Phi Beta Cons

Poetry in Motion

Who says the liberal arts are impotent in today’s high-tech world when a governor may have risked his future political career appointing a poet laureate whom the literary community would not accept? North Carolina’s chief of state found out, and fast, that his selection of a female state worker who had not earned her spurs was a bad move.

Governor Pat McCrory, a Republican elected in the historical 2012 GOP sweep of both Houses of the Legislature, has been the target of the Democrat-biased Raleigh daily since the took office. Naturally, the Raleigh News & Observer gleefully stoked the controversy by publishing dozens of letters lambasting McCrory for bypassing the traditional process that sought input from the North Carolina Arts Council. The paper threw kerosene on the conflagration by sponsoring a contest calling for poems from readers criticizing the governor for his uninformed choice and low-brow tendencies. 

Valerie Macon, whose oeuvre comprises two self-published and jejeune commentaries on social issues, resigned as poet laureate in a matter of days under pressure from the outraged poets, writers, and arts advocates. Medicare funding, teacher pay and the Common Core receded from the headlines to make way for an issue no one saw coming. The frustrated governor proceeded to make things worse by criticizing the literary and arts community for pointing out to him there is more to poetry than merely possessing a social conscience.

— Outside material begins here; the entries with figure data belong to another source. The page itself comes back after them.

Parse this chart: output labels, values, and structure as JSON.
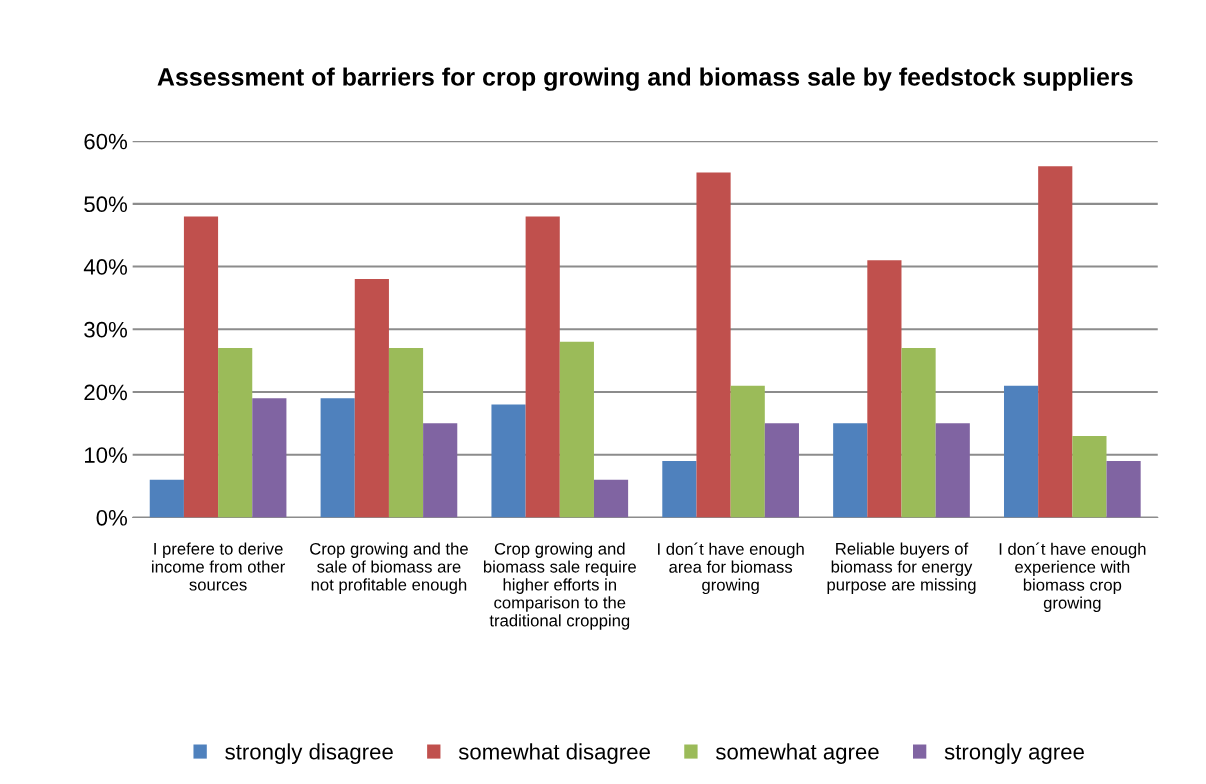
{
  "chart_data": {
    "type": "bar",
    "title": "Assessment of barriers for crop growing and biomass sale by feedstock suppliers",
    "categories": [
      "I prefere to derive income from other sources",
      "Crop growing and the sale of biomass are not profitable enough",
      "Crop growing and biomass sale require higher efforts in comparison to the traditional cropping",
      "I don´t have enough area for biomass growing",
      "Reliable buyers of biomass for energy purpose are missing",
      "I don´t have enough experience with biomass crop growing"
    ],
    "series": [
      {
        "name": "strongly disagree",
        "color": "#4f81bd",
        "values": [
          6,
          19,
          18,
          9,
          15,
          21
        ]
      },
      {
        "name": "somewhat disagree",
        "color": "#c0504d",
        "values": [
          48,
          38,
          48,
          55,
          41,
          56
        ]
      },
      {
        "name": "somewhat agree",
        "color": "#9bbb59",
        "values": [
          27,
          27,
          28,
          21,
          27,
          13
        ]
      },
      {
        "name": "strongly agree",
        "color": "#8064a2",
        "values": [
          19,
          15,
          6,
          15,
          15,
          9
        ]
      }
    ],
    "ylim": [
      0,
      60
    ],
    "yticks": [
      {
        "value": 0,
        "label": "0%"
      },
      {
        "value": 10,
        "label": "10%"
      },
      {
        "value": 20,
        "label": "20%"
      },
      {
        "value": 30,
        "label": "30%"
      },
      {
        "value": 40,
        "label": "40%"
      },
      {
        "value": 50,
        "label": "50%"
      },
      {
        "value": 60,
        "label": "60%"
      }
    ],
    "grid": "y",
    "legend": "bottom"
  }
}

This episode makes it clear there is an unwritten, unspoken, intangible perception that a liberal arts background defines who is a leader and who is a technician. Or, to be precise, between an “educated” person and someone simply trained to perform a function. Governor McCrory demonstrated that deep inside voters prefer statesmen to proles with pedicures, a distinction the public couldn’t quite figure out about the governor–until now. McCrory, who has been mentioned as a possible GOP presidential contender, has been exposed as a Philistine over a decision he thought was trivial in his quotidian worldview.

He found out the hard way that poets are people, too.